With this function in hand, we just have to pick our initial conditions and time points, run the numerical integration, and then plot the result.

In [9]:
# Parameters to use
p = np.array([10.0, 28.0, 8.0 / 3.0])

# Initial condition
r0 = np.array([0.1, 0.0, 0.0])

# Time points to sample
t = np.linspace(0.0, 80.0, 10000)

# Use scipy.integrate.odeint to integrate Lorentz attractor
r = scipy.integrate.odeint(lorenz_attractor, r0, t, args=(p,))

# Unpack results into x, y, z.
x, y, z = r.transpose()

# Plot the result
fig, ax = plt.subplots(1, 1)
ax.set_xlabel(r'$x(t)$')
ax.set_ylabel(r'$z(t)$')
ax.set_title(r'$x$-$z$ proj. of Lorenz attractor traj.')
_ = ax.plot(x, z, '-', linewidth=0.5)

Note: Even though I showed the entire doc string for the Lorenz function, it is often not necessary to include such complete doc strings in Jupyter notebooks when you are just exploring.

Styling your notebook

The default styles of Jupyter notebooks usually work just fine.

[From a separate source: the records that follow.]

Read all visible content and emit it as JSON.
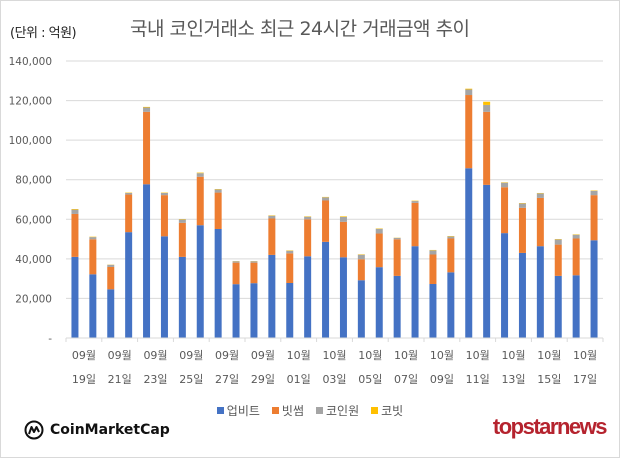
{
  "header": {
    "unit_label": "(단위 : 억원)",
    "title": "국내 코인거래소 최근 24시간 거래금액 추이"
  },
  "colors": {
    "upbit": "#4472c4",
    "bithumb": "#ed7d31",
    "coinone": "#a5a5a5",
    "korbit": "#ffc000",
    "grid": "#d9d9d9",
    "tick_text": "#595959"
  },
  "chart_data": {
    "type": "bar",
    "stacked": true,
    "title": "국내 코인거래소 최근 24시간 거래금액 추이",
    "ylabel": "(단위 : 억원)",
    "xlabel": "",
    "ylim": [
      0,
      140000
    ],
    "yticks": [
      0,
      20000,
      40000,
      60000,
      80000,
      100000,
      120000,
      140000
    ],
    "ytick_labels": [
      "-",
      "20,000",
      "40,000",
      "60,000",
      "80,000",
      "100,000",
      "120,000",
      "140,000"
    ],
    "grid": true,
    "legend_position": "bottom",
    "categories": [
      "09-19",
      "09-20",
      "09-21",
      "09-22",
      "09-23",
      "09-24",
      "09-25",
      "09-26",
      "09-27",
      "09-28",
      "09-29",
      "09-30",
      "10-01",
      "10-02",
      "10-03",
      "10-04",
      "10-05",
      "10-06",
      "10-07",
      "10-08",
      "10-09",
      "10-10",
      "10-11",
      "10-12",
      "10-13",
      "10-14",
      "10-15",
      "10-16",
      "10-17",
      "10-18"
    ],
    "xtick_labels": [
      {
        "month": "09월",
        "day": "19일"
      },
      {
        "month": "09월",
        "day": "21일"
      },
      {
        "month": "09월",
        "day": "23일"
      },
      {
        "month": "09월",
        "day": "25일"
      },
      {
        "month": "09월",
        "day": "27일"
      },
      {
        "month": "09월",
        "day": "29일"
      },
      {
        "month": "10월",
        "day": "01일"
      },
      {
        "month": "10월",
        "day": "03일"
      },
      {
        "month": "10월",
        "day": "05일"
      },
      {
        "month": "10월",
        "day": "07일"
      },
      {
        "month": "10월",
        "day": "09일"
      },
      {
        "month": "10월",
        "day": "11일"
      },
      {
        "month": "10월",
        "day": "13일"
      },
      {
        "month": "10월",
        "day": "15일"
      },
      {
        "month": "10월",
        "day": "17일"
      }
    ],
    "series": [
      {
        "name": "업비트",
        "key": "upbit",
        "values": [
          41000,
          32200,
          24600,
          53500,
          77700,
          51400,
          41000,
          57000,
          55100,
          27200,
          27700,
          42000,
          27800,
          41300,
          48600,
          40800,
          29200,
          35800,
          31400,
          46400,
          27300,
          33200,
          85800,
          77400,
          53000,
          43000,
          46400,
          31400,
          31700,
          49400
        ]
      },
      {
        "name": "빗썸",
        "key": "bithumb",
        "values": [
          21700,
          17700,
          11300,
          19000,
          36600,
          20800,
          17200,
          24500,
          18400,
          10900,
          10400,
          18400,
          15000,
          18700,
          20900,
          17900,
          10600,
          17000,
          18500,
          21900,
          14900,
          17100,
          37000,
          36900,
          23200,
          22800,
          24400,
          15800,
          18600,
          22800
        ]
      },
      {
        "name": "코인원",
        "key": "coinone",
        "values": [
          2200,
          1100,
          1100,
          800,
          2200,
          1100,
          1700,
          1800,
          1600,
          700,
          700,
          1400,
          1300,
          1300,
          1600,
          2500,
          2300,
          2400,
          700,
          900,
          2100,
          1000,
          2800,
          3500,
          2300,
          2200,
          2300,
          2600,
          1900,
          2200
        ]
      },
      {
        "name": "코빗",
        "key": "korbit",
        "values": [
          300,
          200,
          100,
          200,
          300,
          200,
          200,
          300,
          200,
          100,
          100,
          200,
          200,
          200,
          200,
          300,
          200,
          200,
          100,
          200,
          200,
          200,
          400,
          1600,
          200,
          200,
          200,
          200,
          200,
          200
        ]
      }
    ]
  },
  "legend": {
    "items": [
      {
        "label": "업비트",
        "key": "upbit"
      },
      {
        "label": "빗썸",
        "key": "bithumb"
      },
      {
        "label": "코인원",
        "key": "coinone"
      },
      {
        "label": "코빗",
        "key": "korbit"
      }
    ]
  },
  "footer": {
    "source_logo_text": "CoinMarketCap",
    "publisher_logo_text": "topstarnews"
  }
}
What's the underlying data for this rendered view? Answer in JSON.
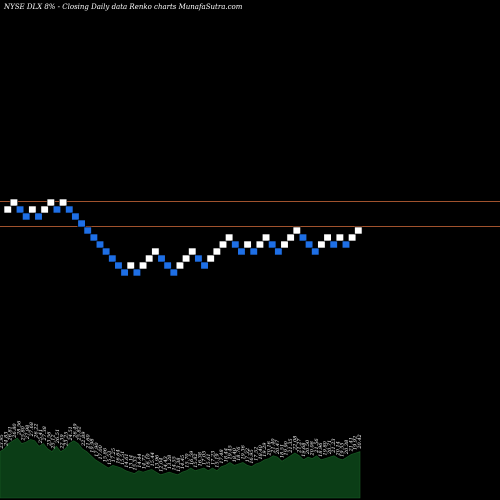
{
  "chart_data": {
    "type": "renko",
    "title": "NYSE DLX  8% -  Closing Daily data  Renko  charts MunafaSutra.com",
    "up_color": "#ffffff",
    "down_color": "#1e6fe6",
    "reference_line_color": "#a0522d",
    "reference_levels": [
      22.9,
      20.4
    ],
    "bricks": [
      {
        "dir": "up",
        "value": 22.1
      },
      {
        "dir": "up",
        "value": 22.8
      },
      {
        "dir": "down",
        "value": 22.1
      },
      {
        "dir": "down",
        "value": 21.4
      },
      {
        "dir": "up",
        "value": 22.1
      },
      {
        "dir": "down",
        "value": 21.4
      },
      {
        "dir": "up",
        "value": 22.1
      },
      {
        "dir": "up",
        "value": 22.8
      },
      {
        "dir": "down",
        "value": 22.1
      },
      {
        "dir": "up",
        "value": 22.8
      },
      {
        "dir": "down",
        "value": 22.1
      },
      {
        "dir": "down",
        "value": 21.4
      },
      {
        "dir": "down",
        "value": 20.7
      },
      {
        "dir": "down",
        "value": 20.0
      },
      {
        "dir": "down",
        "value": 19.3
      },
      {
        "dir": "down",
        "value": 18.6
      },
      {
        "dir": "down",
        "value": 17.9
      },
      {
        "dir": "down",
        "value": 17.2
      },
      {
        "dir": "down",
        "value": 16.5
      },
      {
        "dir": "down",
        "value": 15.8
      },
      {
        "dir": "up",
        "value": 16.5
      },
      {
        "dir": "down",
        "value": 15.8
      },
      {
        "dir": "up",
        "value": 16.5
      },
      {
        "dir": "up",
        "value": 17.2
      },
      {
        "dir": "up",
        "value": 17.9
      },
      {
        "dir": "down",
        "value": 17.2
      },
      {
        "dir": "down",
        "value": 16.5
      },
      {
        "dir": "down",
        "value": 15.8
      },
      {
        "dir": "up",
        "value": 16.5
      },
      {
        "dir": "up",
        "value": 17.2
      },
      {
        "dir": "up",
        "value": 17.9
      },
      {
        "dir": "down",
        "value": 17.2
      },
      {
        "dir": "down",
        "value": 16.5
      },
      {
        "dir": "up",
        "value": 17.2
      },
      {
        "dir": "up",
        "value": 17.9
      },
      {
        "dir": "up",
        "value": 18.6
      },
      {
        "dir": "up",
        "value": 19.3
      },
      {
        "dir": "down",
        "value": 18.6
      },
      {
        "dir": "down",
        "value": 17.9
      },
      {
        "dir": "up",
        "value": 18.6
      },
      {
        "dir": "down",
        "value": 17.9
      },
      {
        "dir": "up",
        "value": 18.6
      },
      {
        "dir": "up",
        "value": 19.3
      },
      {
        "dir": "down",
        "value": 18.6
      },
      {
        "dir": "down",
        "value": 17.9
      },
      {
        "dir": "up",
        "value": 18.6
      },
      {
        "dir": "up",
        "value": 19.3
      },
      {
        "dir": "up",
        "value": 20.0
      },
      {
        "dir": "down",
        "value": 19.3
      },
      {
        "dir": "down",
        "value": 18.6
      },
      {
        "dir": "down",
        "value": 17.9
      },
      {
        "dir": "up",
        "value": 18.6
      },
      {
        "dir": "up",
        "value": 19.3
      },
      {
        "dir": "down",
        "value": 18.6
      },
      {
        "dir": "up",
        "value": 19.3
      },
      {
        "dir": "down",
        "value": 18.6
      },
      {
        "dir": "up",
        "value": 19.3
      },
      {
        "dir": "up",
        "value": 20.0
      }
    ],
    "volume_labels": [
      "23.95",
      "24.83",
      "26.81",
      "26.80",
      "28.56",
      "25.80",
      "27.98",
      "27.68",
      "26.22",
      "25.41",
      "27.38",
      "23.56",
      "25.12",
      "26.51",
      "22.39",
      "23.25",
      "24.51",
      "26.49",
      "25.82",
      "22.89",
      "21.60",
      "19.98",
      "17.90",
      "17.00",
      "15.86",
      "15.53",
      "17.25",
      "16.64",
      "15.51",
      "14.61",
      "13.14",
      "15.33",
      "14.44",
      "14.72",
      "16.10",
      "15.44",
      "13.96",
      "12.04",
      "14.43",
      "13.28",
      "14.55",
      "13.38",
      "14.45",
      "15.70",
      "16.59",
      "15.82",
      "16.38",
      "17.05",
      "15.61",
      "17.23",
      "15.19",
      "17.48",
      "18.44",
      "19.45",
      "18.40",
      "18.76",
      "19.36",
      "17.32",
      "16.95",
      "17.52",
      "18.40",
      "19.29",
      "20.16",
      "21.40",
      "20.47",
      "18.51",
      "19.90",
      "21.35",
      "22.08",
      "21.27",
      "19.68",
      "20.50",
      "20.08",
      "21.56",
      "18.96",
      "19.80",
      "20.71",
      "21.23",
      "20.14",
      "19.55",
      "20.38",
      "21.41",
      "19.92",
      "20.42"
    ],
    "volume_values": [
      34,
      36,
      40,
      42,
      44,
      40,
      41,
      43,
      42,
      38,
      40,
      36,
      34,
      38,
      34,
      36,
      40,
      42,
      40,
      36,
      34,
      31,
      28,
      26,
      24,
      22,
      24,
      23,
      22,
      20,
      19,
      18,
      20,
      19,
      20,
      21,
      19,
      17,
      18,
      19,
      18,
      17,
      19,
      20,
      22,
      20,
      21,
      22,
      20,
      22,
      20,
      23,
      24,
      26,
      24,
      25,
      26,
      24,
      23,
      25,
      26,
      28,
      29,
      31,
      30,
      27,
      29,
      31,
      33,
      31,
      28,
      30,
      29,
      31,
      28,
      29,
      30,
      31,
      29,
      28,
      30,
      32,
      33,
      34
    ]
  }
}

However, I am getting older, and my old eyes need bigger font sizes and a narrower page width. I use Jupyterthemes to style my notebooks.

To install Jupyterthemes, enter the following on the command line:

pip install --upgrade jupyterthemes

After it's installed, to invoke the themes used in this bootcamp, after installing Jupyterthemes, I run

jt -t grade3 -f source -fs 12 -ofs 12 -nfs 14 -tfs 14 -T -N -tf opensans -nf opensans -lineh 170 -altp

on the command line. For my everyday work, I omit the -altp flag because I like to see the cell numbers/execution order.